(dünden devam…)
"3- Bazı müfessirlere göre, hitap Kureyş'e yöneliktir, akrabalık sevgisinden maksat da, akrabalığın neden olduğu sevgidir. Ancak bununla, ilk değerlendirmede söylendiği gibi, Kureyş'in sevgisi değil, Peygamberin sevgisi kastedilmiştir. Cümledeki istisna da öncesinden kopuk, münkatidir. Buna göre cümlenin anlamı: "Sizi cennet bahçelerine kavuşturacak, orada ebedi kalmanızı sağlayacak hidayete çağırmama karşılık sizden bir ücret istemiyorum. Sizden bir karşılık beklemiyorum. Akrabalarım olarak size duyduğum sevgi, beni size yol göstermeye ve bu nimetlere ulaştırmak için çabalamaya yöneltti."
Bu yorum, yüce Allah'ın, davet ve hidayet yolunda Peygamber (s.a.v.) için belirlediği yetki sınırlarıyla uyuşmuyor. Çünkü yüce Allah Kur'an'ın birçok yerinde insanları hidayete erdirme yetkisinin kendisine ait olduğunu, bu hususta Peygamberin (s.a.v.) bir yetkisinin olmadığını belirtmiştir. Bu yüzden insanların inkar etmelerinden, davetini reddetmelerinden dolayı üzülmemesini, görevinin, açıkça duyurmaktan, tebliğ etmekten başka bir şey olmadığını vurgulamıştır. Dolayısıyla, Hz. Peygamberin (s.a.v.), akrabalık sevgisinden dolayı birini hidayete erdirmek, bir başkasını da buğzettiği veya istemediği için hidayetten yoksun bırakmak gibi bir yetkisi yoktur.

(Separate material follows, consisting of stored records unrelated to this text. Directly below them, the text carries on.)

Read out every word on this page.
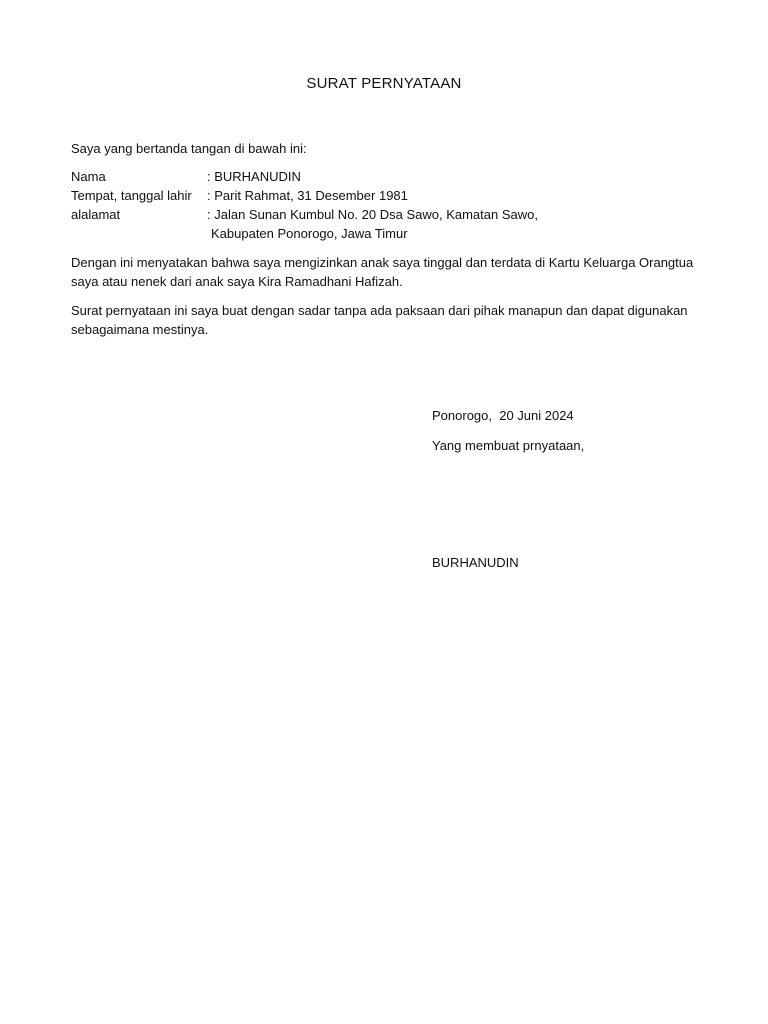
SURAT PERNYATAAN
Saya yang bertanda tangan di bawah ini:
Nama	: BURHANUDIN
Tempat, tanggal lahir	: Parit Rahmat, 31 Desember 1981
alalamat	: Jalan Sunan Kumbul No. 20 Dsa Sawo, Kamatan Sawo,
Kabupaten Ponorogo, Jawa Timur
Dengan ini menyatakan bahwa saya mengizinkan anak saya tinggal dan terdata di Kartu Keluarga Orangtua saya atau nenek dari anak saya Kira Ramadhani Hafizah.
Surat pernyataan ini saya buat dengan sadar tanpa ada paksaan dari pihak manapun dan dapat digunakan sebagaimana mestinya.
Ponorogo,  20 Juni 2024
Yang membuat prnyataan,
BURHANUDIN
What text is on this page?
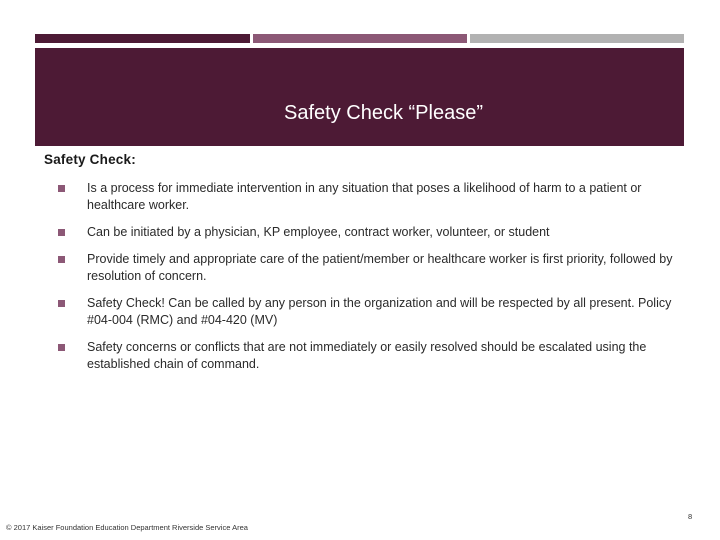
Safety Check “Please”
Safety Check:
Is a process for immediate intervention in any situation that poses a likelihood of harm to a patient or healthcare worker.
Can be initiated by a physician, KP employee, contract worker, volunteer, or student
Provide timely and appropriate care of the patient/member or healthcare worker is first priority, followed by resolution of concern.
Safety Check! Can be called by any person in the organization and will be respected by all present. Policy #04-004 (RMC) and #04-420 (MV)
Safety concerns or conflicts that are not immediately or easily resolved should be escalated using the established chain of command.
© 2017 Kaiser Foundation Education Department Riverside Service Area
8
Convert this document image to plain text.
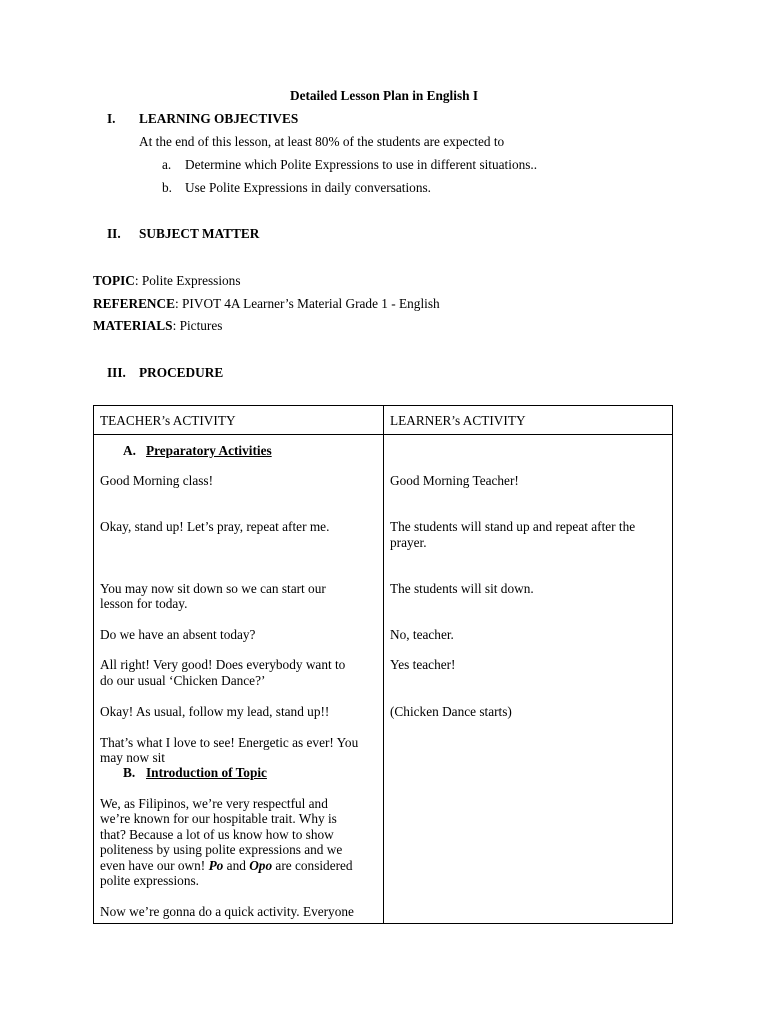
Detailed Lesson Plan in English I
I. LEARNING OBJECTIVES
At the end of this lesson, at least 80% of the students are expected to
a. Determine which Polite Expressions to use in different situations..
b. Use Polite Expressions in daily conversations.
II. SUBJECT MATTER
TOPIC: Polite Expressions
REFERENCE: PIVOT 4A Learner’s Material Grade 1 - English
MATERIALS: Pictures
III. PROCEDURE
TEACHER’s ACTIVITY	LEARNER’s ACTIVITY
A. Preparatory Activities
Good Morning class!
Okay, stand up! Let’s pray, repeat after me.
You may now sit down so we can start our
lesson for today.
Do we have an absent today?
All right! Very good! Does everybody want to
do our usual ‘Chicken Dance?’
Okay! As usual, follow my lead, stand up!!
That’s what I love to see! Energetic as ever! You
may now sit
B. Introduction of Topic
We, as Filipinos, we’re very respectful and
we’re known for our hospitable trait. Why is
that? Because a lot of us know how to show
politeness by using polite expressions and we
even have our own! Po and Opo are considered
polite expressions.
Now we’re gonna do a quick activity. Everyone
Good Morning Teacher!
The students will stand up and repeat after the
prayer.
The students will sit down.
No, teacher.
Yes teacher!
(Chicken Dance starts)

Bütün bunlar ortada dururken, yüce Allah'ın: "De ki… istemiyorum" ifadesiyle Peygamberden, Kureyş kafirlerine, kendilerini davet etmesini, hidayete ermeleri için çalışmasını gerektiren şeyin, kendilerinden ücret talebi değil, kendilerine yönelik akrabalıktan kaynaklanan sevgi olduğunu haber vermesini istediğini ileri sürmek hangi mantığa sığar?
4- Bazılarına göre bundan maksat, kişilerin akrabalarını sevmesidir. Hitap da Kureyş'e veya bütün insanlara yöneliktir. Dolayısıyla kast edilen anlam şudur: "Size yönelttiğim çağrı karşılığında, akrabalarınızı sevmenizden başka bir ücret istemiyorum." Şu kadarı var ki, mutlak olarak herkesin akrabasını sevmesi İslam'ın teşvik ettiği bir şey değildir. Nitekim yüce Allah şöyle buyurmuştur: "Allah'a ve ahiret gününe inanan bir toplumun -babaları, oğulları, kardeşleri, yahut akrabaları da olsa- Allah'a ve Resulü'ne düşman olanlarla dostluk ettiğin göremezsin. İşte onların kalbine Allah, iman yazmış ve katından bir ruh ile onları desteklemiştir." (Mücadele, 22).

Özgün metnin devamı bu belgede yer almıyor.